MINNEAPOLIS (AP) — A Minnesota lawmaker is proposing a new limit on public access to police files in light of the legal battle by the family of a slain Minnesota boy whose case remained unsolved for 27 years.

Open records advocates worry that the bill would restrict access to files that have been open to the public for decades.

Patty and Jerry Wetterling want to prevent the release of 168 pages of the nearly 56,000 pages of documents related to the 1989 abduction of their son, 11-year-old Jacob. The case went unsolved until last year when Danny Heinrich confessed to sexually assaulting and killing the boy.

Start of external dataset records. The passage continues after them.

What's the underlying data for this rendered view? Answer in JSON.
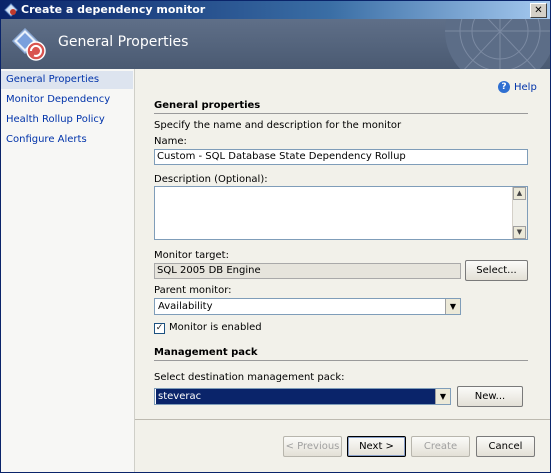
{
  "window": {
    "title": "Create a dependency monitor",
    "close": "✕"
  },
  "banner": {
    "title": "General Properties"
  },
  "nav": [
    {
      "label": "General Properties",
      "selected": true
    },
    {
      "label": "Monitor Dependency"
    },
    {
      "label": "Health Rollup Policy"
    },
    {
      "label": "Configure Alerts"
    }
  ],
  "help": {
    "label": "Help",
    "icon": "?"
  },
  "general": {
    "heading": "General properties",
    "instructions": "Specify the name and description for the monitor",
    "name_label": "Name:",
    "name_value": "Custom - SQL Database State Dependency Rollup",
    "description_label": "Description (Optional):",
    "description_value": "",
    "target_label": "Monitor target:",
    "target_value": "SQL 2005 DB Engine",
    "select_button": "Select...",
    "parent_label": "Parent monitor:",
    "parent_value": "Availability",
    "enabled_label": "Monitor is enabled",
    "enabled_checked": true
  },
  "mp": {
    "heading": "Management pack",
    "select_label": "Select destination management pack:",
    "selected_value": "steverac",
    "new_button": "New..."
  },
  "footer": {
    "previous": "< Previous",
    "next": "Next >",
    "create": "Create",
    "cancel": "Cancel"
  },
  "colors": {
    "title_bar": "#0a246a",
    "banner": "#4a5a72",
    "link": "#0033aa",
    "selection": "#0a246a"
  }
}
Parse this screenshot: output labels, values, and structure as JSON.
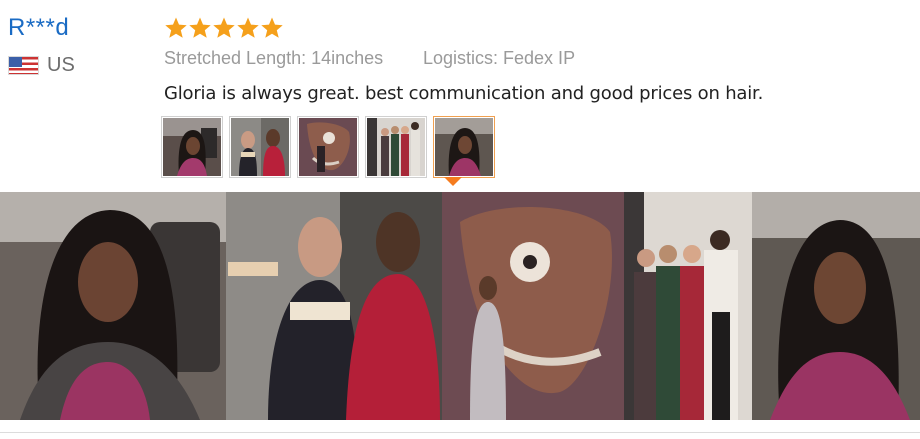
{
  "reviewer": {
    "name": "R***d",
    "country_code": "US",
    "flag_icon": "us-flag-icon"
  },
  "rating": {
    "stars": 5,
    "max": 5,
    "color": "#f5a01b"
  },
  "attributes": {
    "stretched_length": "Stretched Length: 14inches",
    "logistics": "Logistics: Fedex IP"
  },
  "review_text": "Gloria is always great. best communication and good prices on hair.",
  "photos": {
    "thumbnail_count": 5,
    "active_index": 4,
    "accent_color": "#f57c1f"
  }
}
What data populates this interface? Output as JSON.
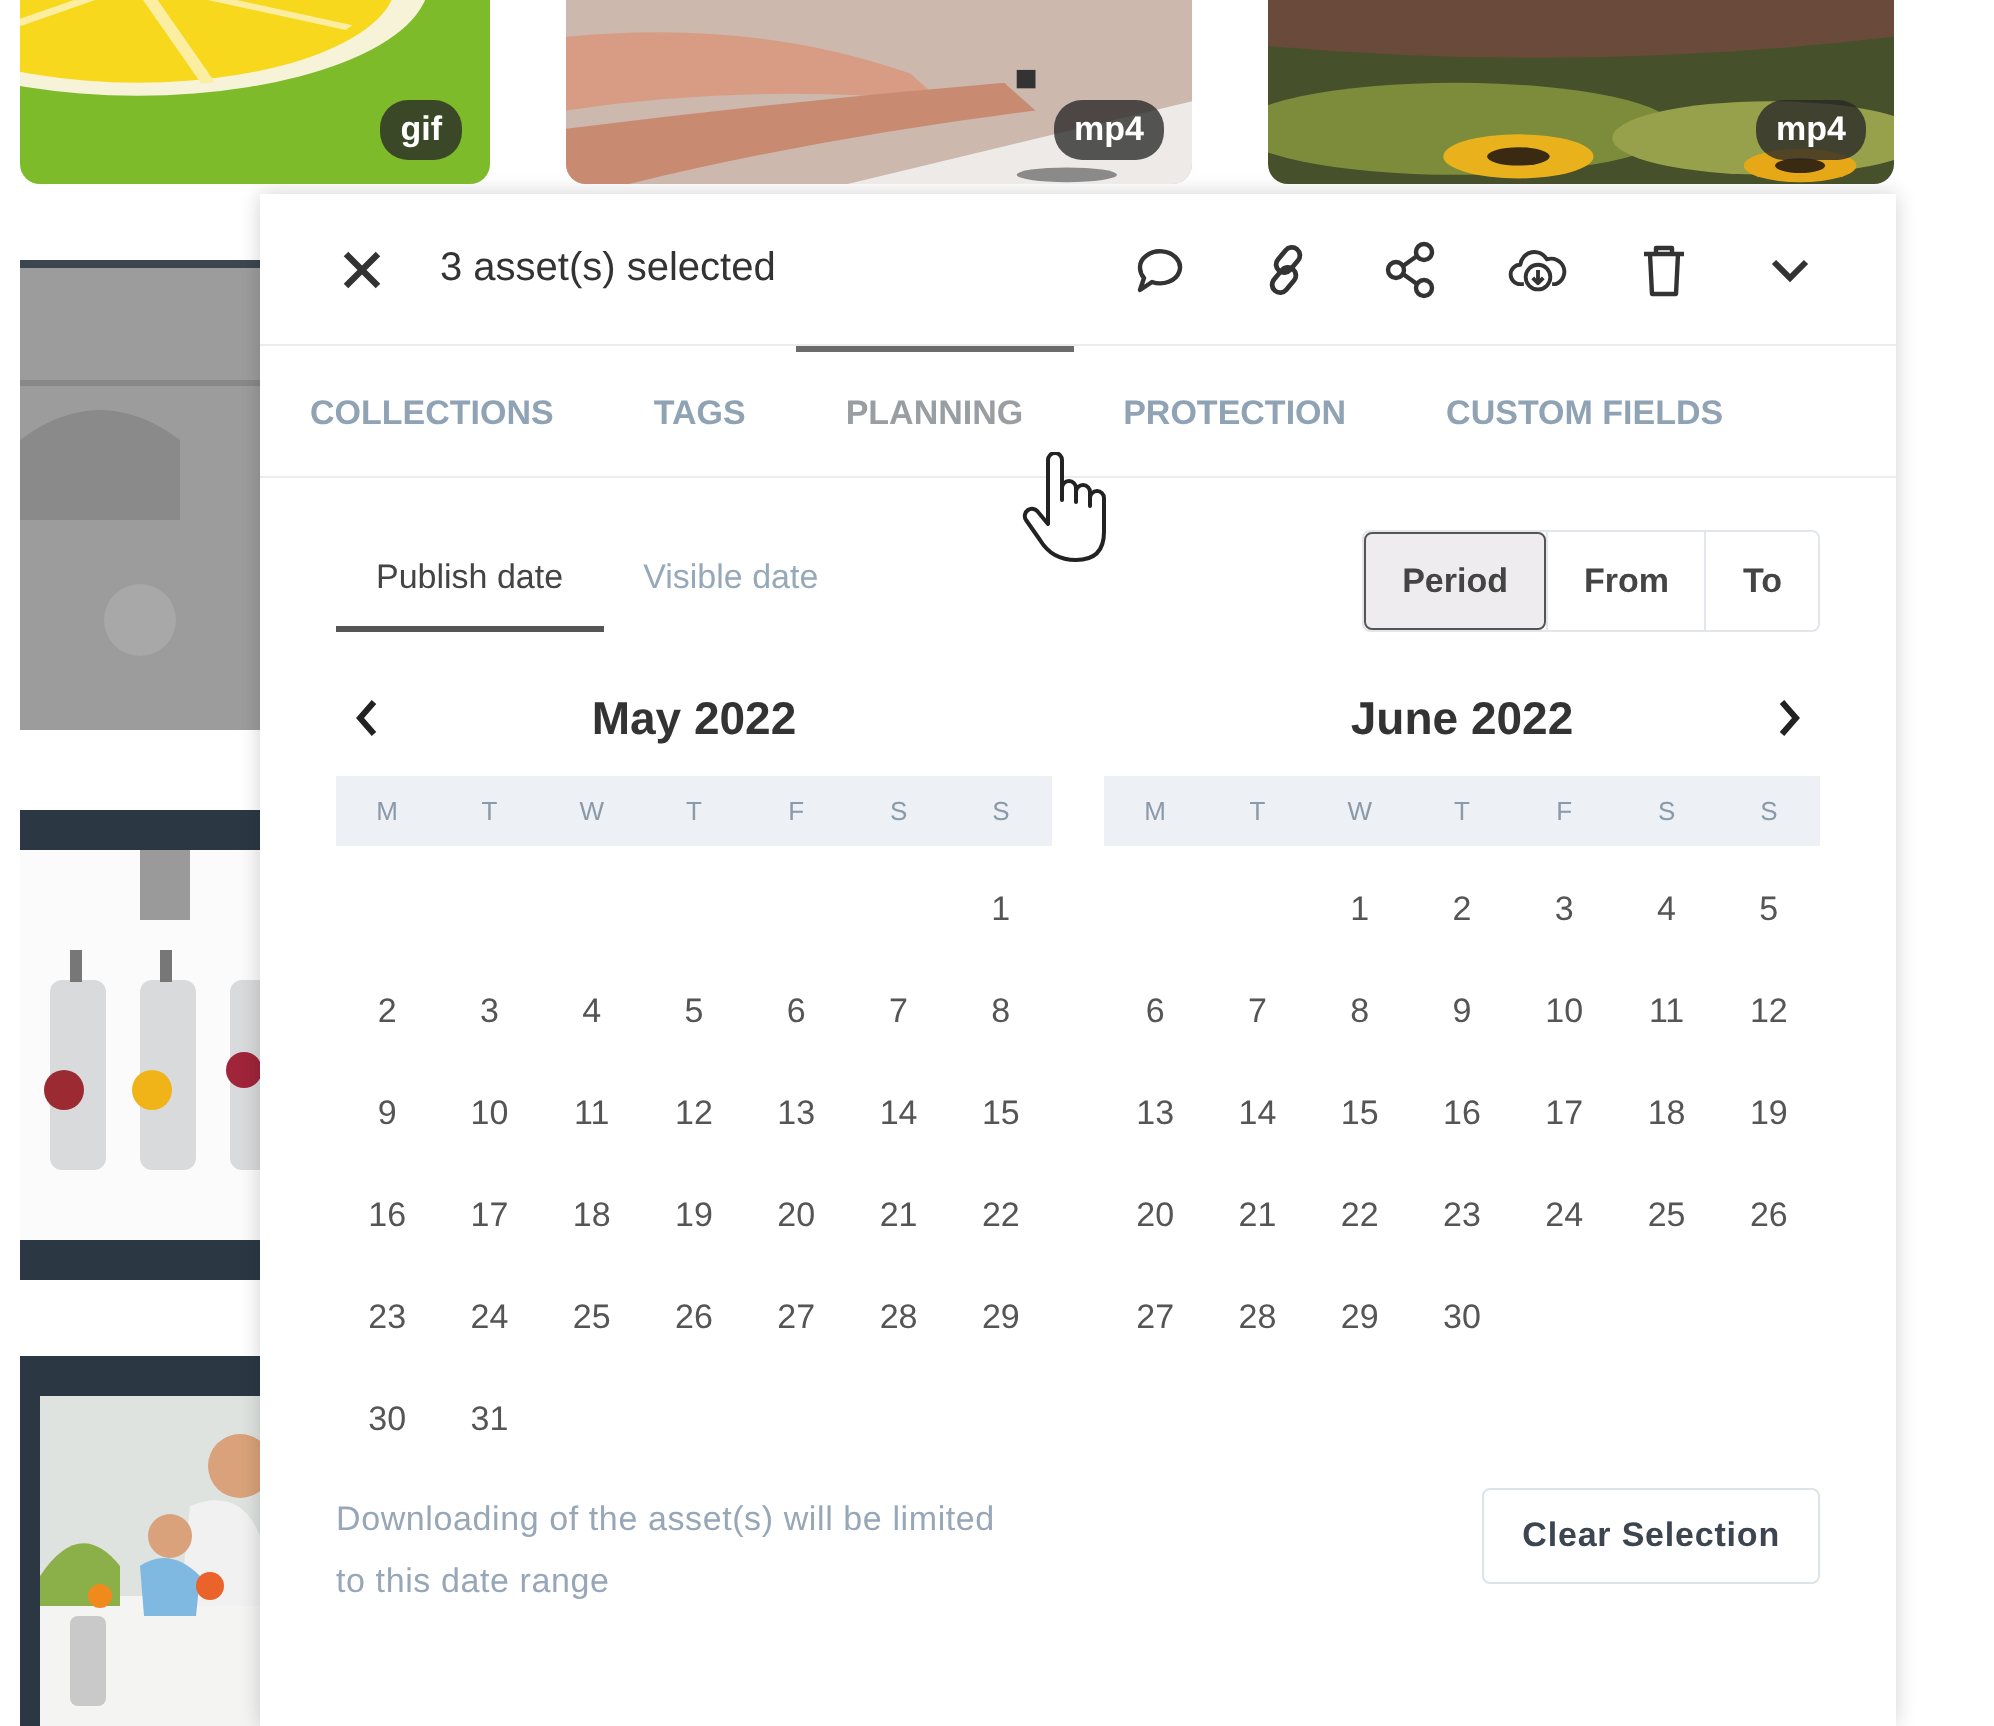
{
  "thumbnails": [
    {
      "badge": "gif",
      "kind": "lemon"
    },
    {
      "badge": "mp4",
      "kind": "hands"
    },
    {
      "badge": "mp4",
      "kind": "flowers"
    }
  ],
  "panel": {
    "title": "3 asset(s) selected",
    "tabs": [
      {
        "label": "COLLECTIONS",
        "selected": false
      },
      {
        "label": "TAGS",
        "selected": false
      },
      {
        "label": "PLANNING",
        "selected": true
      },
      {
        "label": "PROTECTION",
        "selected": false
      },
      {
        "label": "CUSTOM FIELDS",
        "selected": false
      }
    ],
    "date_tabs": [
      {
        "label": "Publish date",
        "selected": true
      },
      {
        "label": "Visible date",
        "selected": false
      }
    ],
    "range_modes": [
      {
        "label": "Period",
        "selected": true
      },
      {
        "label": "From",
        "selected": false
      },
      {
        "label": "To",
        "selected": false
      }
    ],
    "calendars": [
      {
        "title": "May 2022",
        "show_prev": true,
        "show_next": false,
        "weekdays": [
          "M",
          "T",
          "W",
          "T",
          "F",
          "S",
          "S"
        ],
        "weeks": [
          {
            "su": "1"
          },
          {
            "mo": "2",
            "tu": "3",
            "we": "4",
            "th": "5",
            "fr": "6",
            "sa": "7",
            "su": "8"
          },
          {
            "mo": "9",
            "tu": "10",
            "we": "11",
            "th": "12",
            "fr": "13",
            "sa": "14",
            "su": "15"
          },
          {
            "mo": "16",
            "tu": "17",
            "we": "18",
            "th": "19",
            "fr": "20",
            "sa": "21",
            "su": "22"
          },
          {
            "mo": "23",
            "tu": "24",
            "we": "25",
            "th": "26",
            "fr": "27",
            "sa": "28",
            "su": "29"
          },
          {
            "mo": "30",
            "tu": "31"
          }
        ]
      },
      {
        "title": "June 2022",
        "show_prev": false,
        "show_next": true,
        "weekdays": [
          "M",
          "T",
          "W",
          "T",
          "F",
          "S",
          "S"
        ],
        "weeks": [
          {
            "we": "1",
            "th": "2",
            "fr": "3",
            "sa": "4",
            "su": "5"
          },
          {
            "mo": "6",
            "tu": "7",
            "we": "8",
            "th": "9",
            "fr": "10",
            "sa": "11",
            "su": "12"
          },
          {
            "mo": "13",
            "tu": "14",
            "we": "15",
            "th": "16",
            "fr": "17",
            "sa": "18",
            "su": "19"
          },
          {
            "mo": "20",
            "tu": "21",
            "we": "22",
            "th": "23",
            "fr": "24",
            "sa": "25",
            "su": "26"
          },
          {
            "mo": "27",
            "tu": "28",
            "we": "29",
            "th": "30"
          }
        ]
      }
    ],
    "note": "Downloading of the asset(s) will be limited to this date range",
    "clear_button": "Clear Selection"
  }
}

Democratic Minnesota state Sen. Richard Cohen's bill would allow people involved in criminal investigations to request that information about them be kept private if it is irrelevant to the preparation or prosecution of the case. Law enforcement would determine the relevance and weigh that request against the value of public disclosure, or decide whether releasing the information was an unwarranted invasion of privacy.

"There's a lot of private information in (case files) that has no relevance to an investigation," Patty Wetterling told the Star Tribune. "We need to be respectful of victims and also have an opportunity to have transparency. It's a needed fix."

Mark Anfinson, who is representing media organizations and others pushing for access to the Wetterling records, said he has worked with Cohen in the past and "the goal here is entirely legitimate." But he fears it would end up blocking access to far more information than Cohen initially intended.

Anfinson said the bill's language is too ambiguous about how and when the privacy exemption would apply. He believes law enforcement would err on the side of withholding records out of fear of being sued for disclosing information that should be private.

Cohen said the bill would strike the right balance between privacy and public access and would be "used sparingly" for lengthy investigations.